Infusion: On peut constater que les feuilles ont pris une teinte entre le vert et le brun. Elles sont relativement « déchiquetées ». L’odeur est celle des algues de nori mélangé à la sauce soja. Il y a également quelque chose d’un peu pyrogèné/ grillé (ça m’évoque l’Hojicha).

Liqueur: La couleur est magnifique: ambrée/ acajou. L’odeur est discrète; elle évoque le fruit maturé. La saveur est sucrée.

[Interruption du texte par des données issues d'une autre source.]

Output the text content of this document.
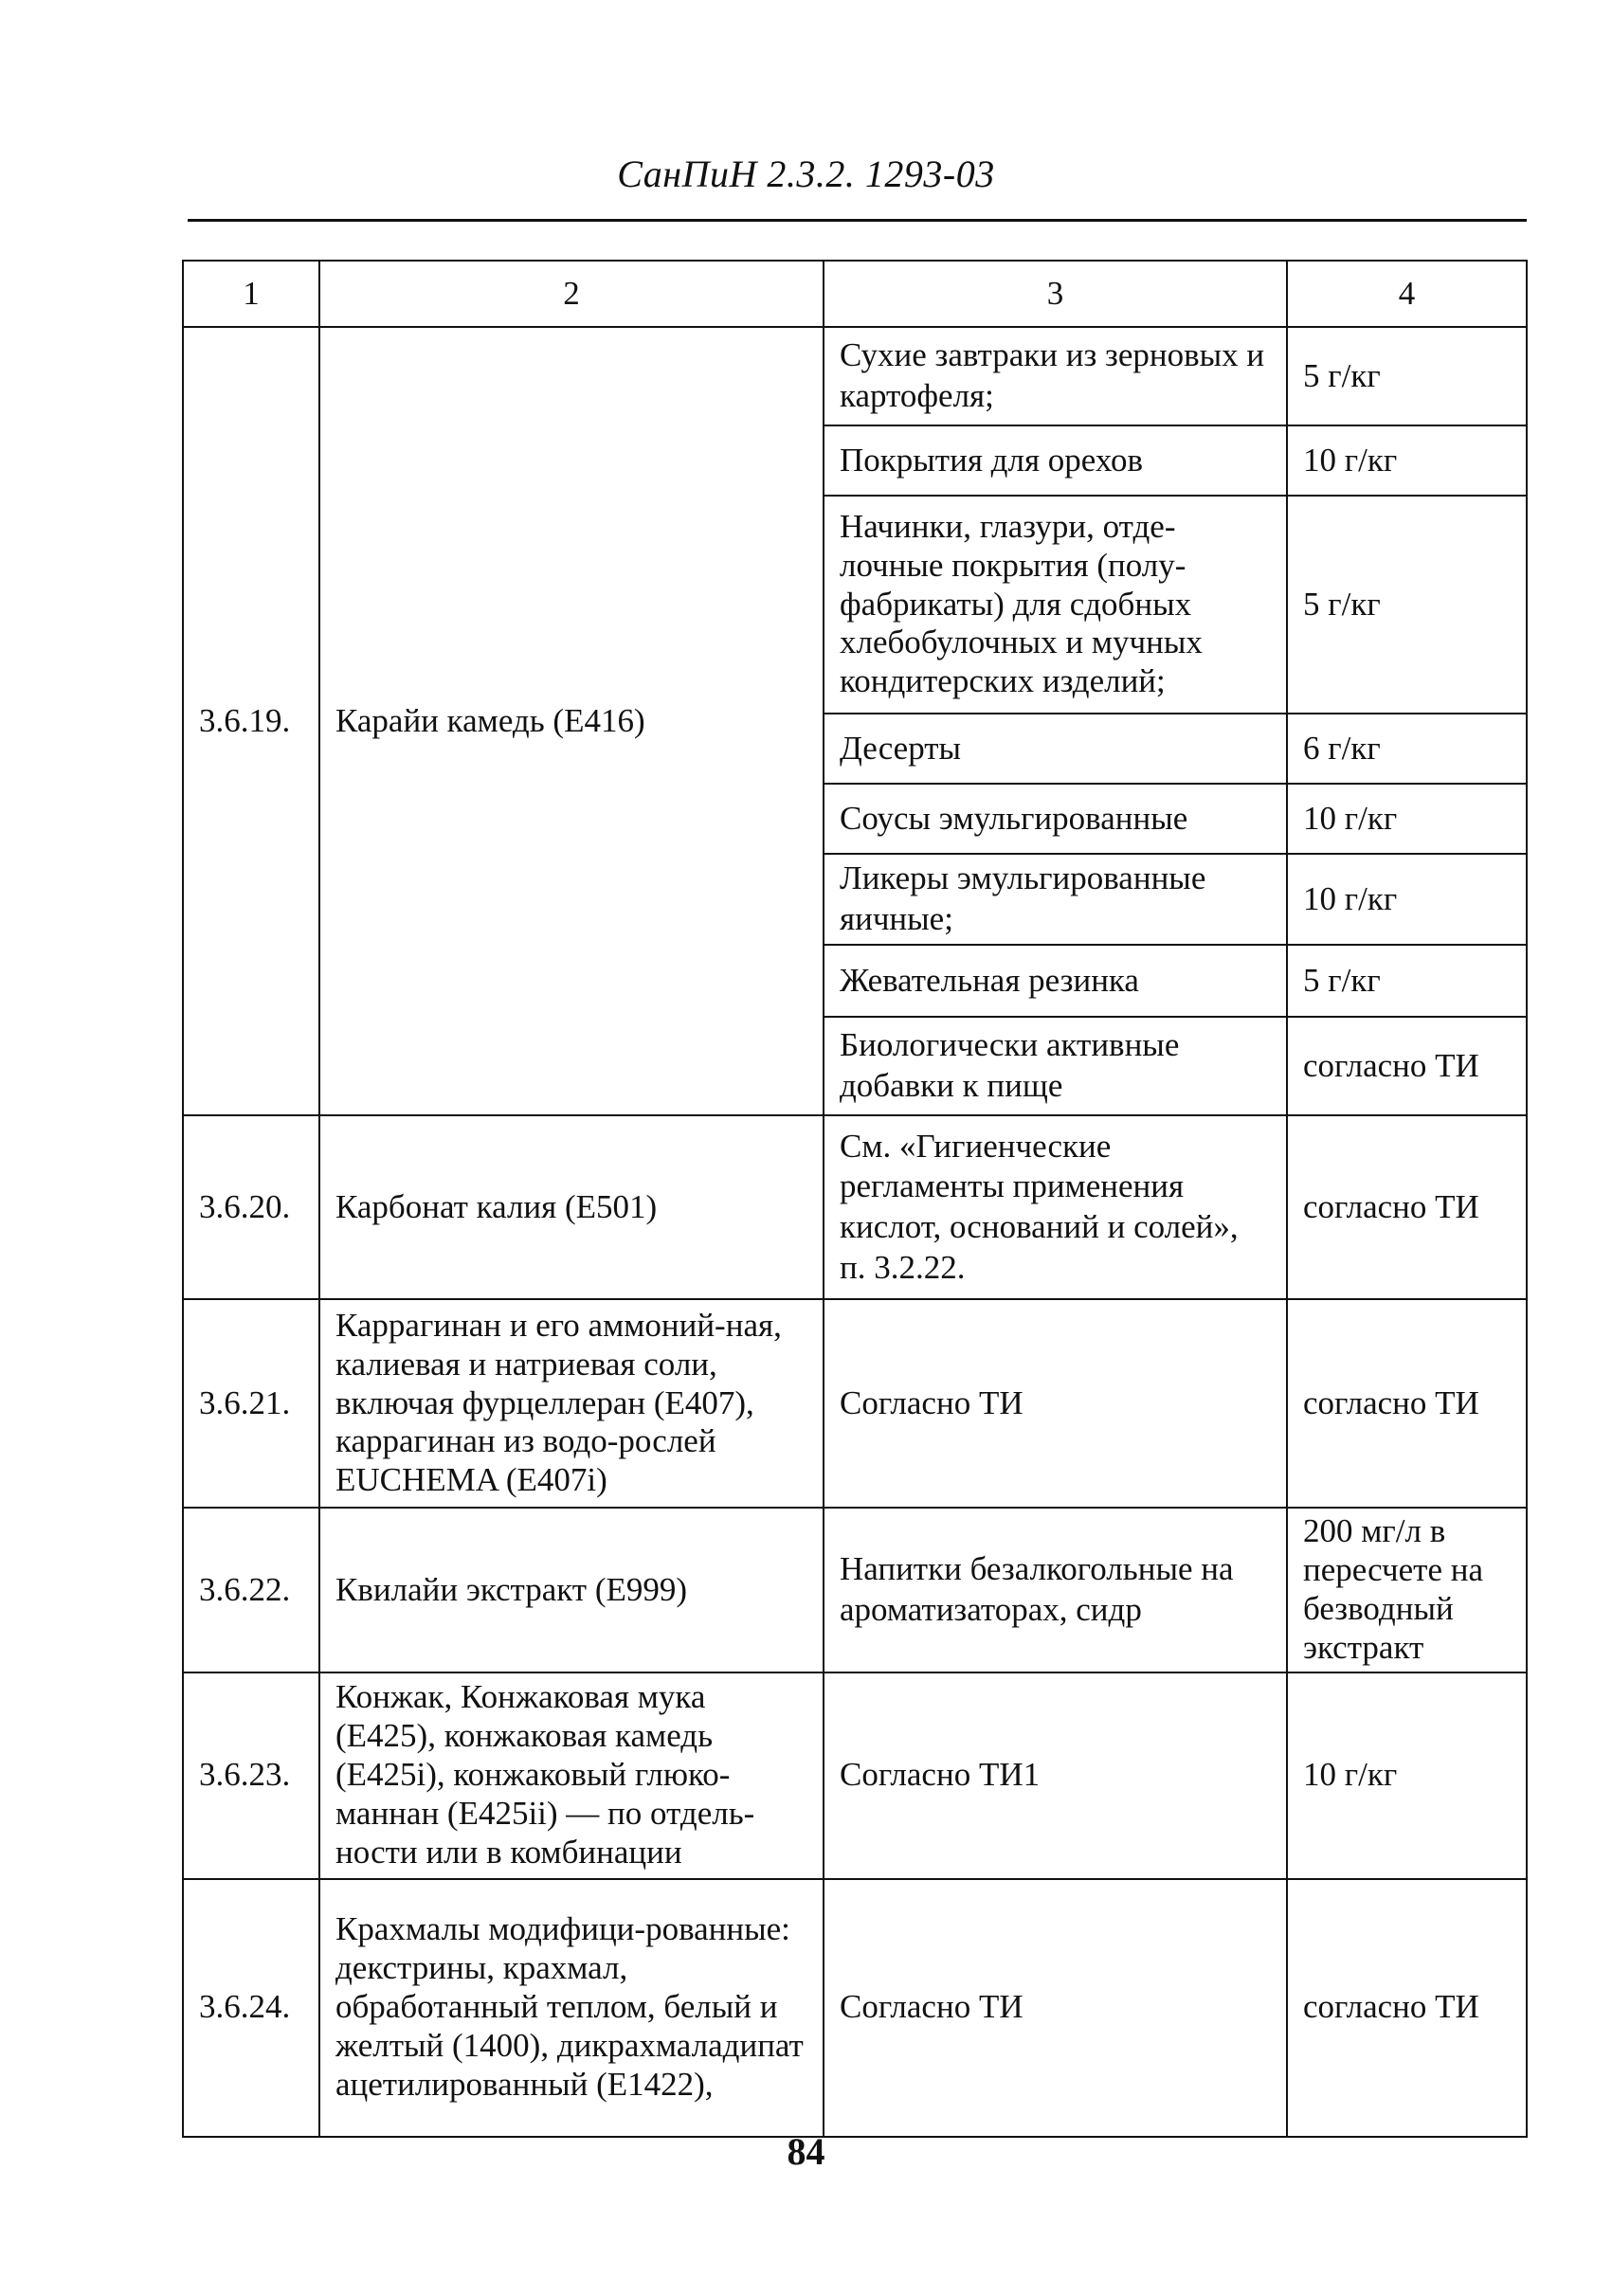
СанПиН 2.3.2. 1293-03
1	2	3	4
3.6.19.	Карайи камедь (E416)	Сухие завтраки из зерновых и картофеля;	5 г/кг
		Покрытия для орехов	10 г/кг
		Начинки, глазури, отде-лочные покрытия (полу-фабрикаты) для сдобных хлебобулочных и мучных кондитерских изделий;	5 г/кг
		Десерты	6 г/кг
		Соусы эмульгированные	10 г/кг
		Ликеры эмульгированные яичные;	10 г/кг
		Жевательная резинка	5 г/кг
		Биологически активные добавки к пище	согласно ТИ
3.6.20.	Карбонат калия (E501)	См. «Гигиенческие регламенты применения кислот, оснований и солей», п. 3.2.22.	согласно ТИ
3.6.21.	Каррагинан и его аммоний-ная, калиевая и натриевая соли, включая фурцеллеран (E407), каррагинан из водо-рослей EUCHEMA (E407i)	Согласно ТИ	согласно ТИ
3.6.22.	Квилайи экстракт (E999)	Напитки безалкогольные на ароматизаторах, сидр	200 мг/л в пересчете на безводный экстракт
3.6.23.	Конжак, Конжаковая мука (E425), конжаковая камедь (E425i), конжаковый глюко-маннан (E425ii) — по отдель-ности или в комбинации	Согласно ТИ1	10 г/кг
3.6.24.	Крахмалы модифици-рованные: декстрины, крахмал, обработанный теплом, белый и желтый (1400), дикрахмаладипат ацетилированный (E1422),	Согласно ТИ	согласно ТИ
84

Les notes: confiture d’abricot, pain grillé, sauce soja, algue, poisson cuit à l’unilatéral (oui je sais, c’est précis). la texture est souple.

Profil organoleptique: L’attaque est surprenante: la saveur sucrée et la note confiture d’abricot (la vraie, celle qu’on fait soi même) s’allient pour donner quelque chose qui explose en bouche. Arrive plus tard les notes pyrogènées de pain grillé qui assurent une belle longueur en bouche. Le tout est agréablement lié par ce gout fermenté de sauce soja.

Bilan: C’est de loin le thé le plus surprenant que j’ai goûté depuis des mois! Il ne ressemble en rien à ce que je connais. Il a quelque chose d’un Bancha Hojicha avec des notes marines bien plus prononcées que d’ordinaire. Il y a aussi ce côté hyper gourmand abricoté. Ça me donne l’impression d’un pain brioché toasté avec de la confiture. Il a une belle présence en bouche qui perdure. J’avoue qu’au début j’étais septique mais force est de constater que c’est un carton plein avec un beau 10/10.